Das war ein gerütteltes Mass an Arbeit, verbunden mit einer Portion Diplomatie und viel Überzeugungskraft! Bereits im vergangenen Jahr konnte mit der politischen Gemeinde und im Einverständnis mit der Denkmalpflege der Schutzvertrag für Kirchgemeindehaus und angrenzendes Pfarrhaus, das jetzige Verwaltungsgebäude Haus Frohbühl, unterzeichnet werden.
Nachdem schliesslich auch eine gute Verständigung mit dem Zürcher Heimatschutz betreffend gefordertem Personen- und Warenlift erzielt wurde, war der Weg frei für die Baueingabe. Nach letzten Planungs- und Konzeptarbeiten konnte diese Anfang April eingereicht werden. Die weitere Planung ist so ausgerichtet, dass mit der Sanierung des Kirchgemeindehauses gegen Ende September 2026 gestartet werden kann.

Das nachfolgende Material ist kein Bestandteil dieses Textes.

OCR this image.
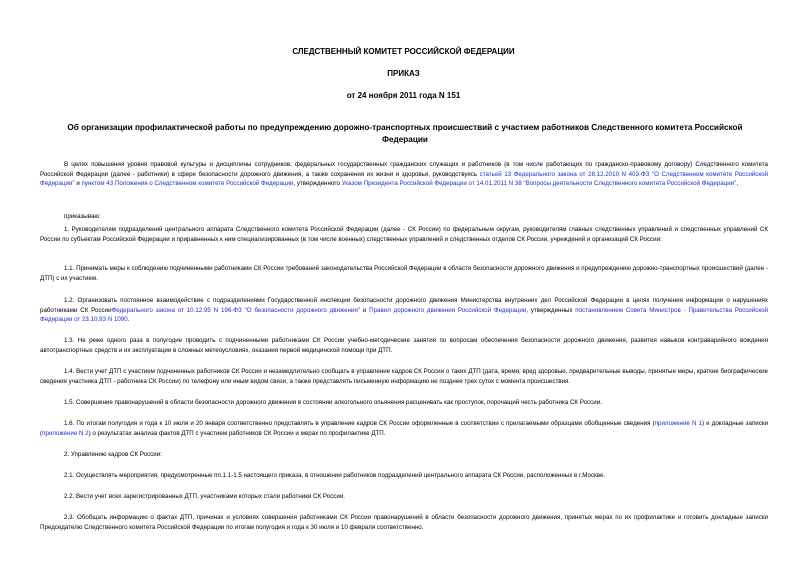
СЛЕДСТВЕННЫЙ КОМИТЕТ РОССИЙСКОЙ ФЕДЕРАЦИИ
ПРИКАЗ
от 24 ноября 2011 года N 151
Об организации профилактической работы по предупреждению дорожно-транспортных происшествий с участием работников Следственного комитета Российской Федерации
В целях повышения уровня правовой культуры и дисциплины сотрудников, федеральных государственных гражданских служащих и работников (в том числе работающих по гражданско-правовому договору) Следственного комитета Российской Федерации (далее - работники) в сфере безопасности дорожного движения, а также сохранения их жизни и здоровья, руководствуясь статьей 13 Федерального закона от 28.12.2010 N 403-ФЗ "О Следственном комитете Российской Федерации" и пунктом 43 Положения о Следственном комитете Российской Федерации, утвержденного Указом Президента Российской Федерации от 14.01.2011 N 38 "Вопросы деятельности Следственного комитета Российской Федерации",
приказываю:
1. Руководителям подразделений центрального аппарата Следственного комитета Российской Федерации (далее - СК России) по федеральным округам, руководителям главных следственных управлений и следственных управлений СК России по субъектам Российской Федерации и приравненных к ним специализированных (в том числе военных) следственных управлений и следственных отделов СК России, учреждений и организаций СК России:
1.1. Принимать меры к соблюдению подчиненными работниками СК России требований законодательства Российской Федерации в области безопасности дорожного движения и предупреждению дорожно-транспортных происшествий (далее - ДТП) с их участием.
1.2. Организовать постоянное взаимодействие с подразделениями Государственной инспекции безопасности дорожного движения Министерства внутренних дел Российской Федерации в целях получения информации о нарушениях работниками СК РоссииФедерального закона от 10.12.95 N 196-ФЗ "О безопасности дорожного движения" и Правил дорожного движения Российской Федерации, утвержденных постановлением Совета Министров - Правительства Российской Федерации от 23.10.93 N 1090.
1.3. Не реже одного раза в полугодие проводить с подчиненными работниками СК России учебно-методические занятия по вопросам обеспечения безопасности дорожного движения, развития навыков контраварийного вождения автотранспортных средств и их эксплуатации в сложных метеоусловиях, оказания первой медицинской помощи при ДТП.
1.4. Вести учет ДТП с участием подчиненных работников СК России и незамедлительно сообщать в управление кадров СК России о таких ДТП (дата, время, вред здоровью, предварительные выводы, принятые меры, краткие биографические сведения участника ДТП - работника СК России) по телефону или иным видом связи, а также представлять письменную информацию не позднее трех суток с момента происшествия.
1.5. Совершение правонарушений в области безопасности дорожного движения в состоянии алкогольного опьянения расценивать как проступок, порочащий честь работника СК России.
1.6. По итогам полугодия и года к 10 июля и 20 января соответственно представлять в управление кадров СК России оформленные в соответствии с прилагаемыми образцами обобщенные сведения (приложение N 1) и докладные записки (приложение N 2) о результатах анализа фактов ДТП с участием работников СК России и мерах по профилактике ДТП.
2. Управлению кадров СК России:
2.1. Осуществлять мероприятия, предусмотренные пп.1.1-1.5 настоящего приказа, в отношении работников подразделений центрального аппарата СК России, расположенных в г.Москве.
2.2. Вести учет всех зарегистрированных ДТП, участниками которых стали работники СК России.
2.3. Обобщать информацию о фактах ДТП, причинах и условиях совершения работниками СК России правонарушений в области безопасности дорожного движения, принятых мерах по их профилактике и готовить докладные записки Председателю Следственного комитета Российской Федерации по итогам полугодия и года к 30 июля и 10 февраля соответственно.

Jetzt werden für ungefähr ein Jahr Ersatzräumlichkeiten für Chöre, für den Religionsunterricht, diakonische und andere regelmässige Veranstaltungen gesucht. Anderes, wie das Brocki am Limit, wird dann pausieren müssen und weil das Kirchgemeindehaus für den umfassenden Umbau geleert werden muss, brauchen wir vorübergehend viel Stauraum.
Noch sind nicht alle Fragen geklärt. Die Baueingabe liegt zur Bearbeitung bei der Gemeinde. Die hoffentlich positive Antwort wird irgendwann im Sommer erwartet. Aber wir sind guter Dinge, dass das grosse, für die Kirchgemeinde wichtige Projekt bald realisiert und das Kirchgemeindehaus des Architekten William Dunkel aus dem Jahr 1967 ei-ner umfassenden Sanierung unterzogen werden kann.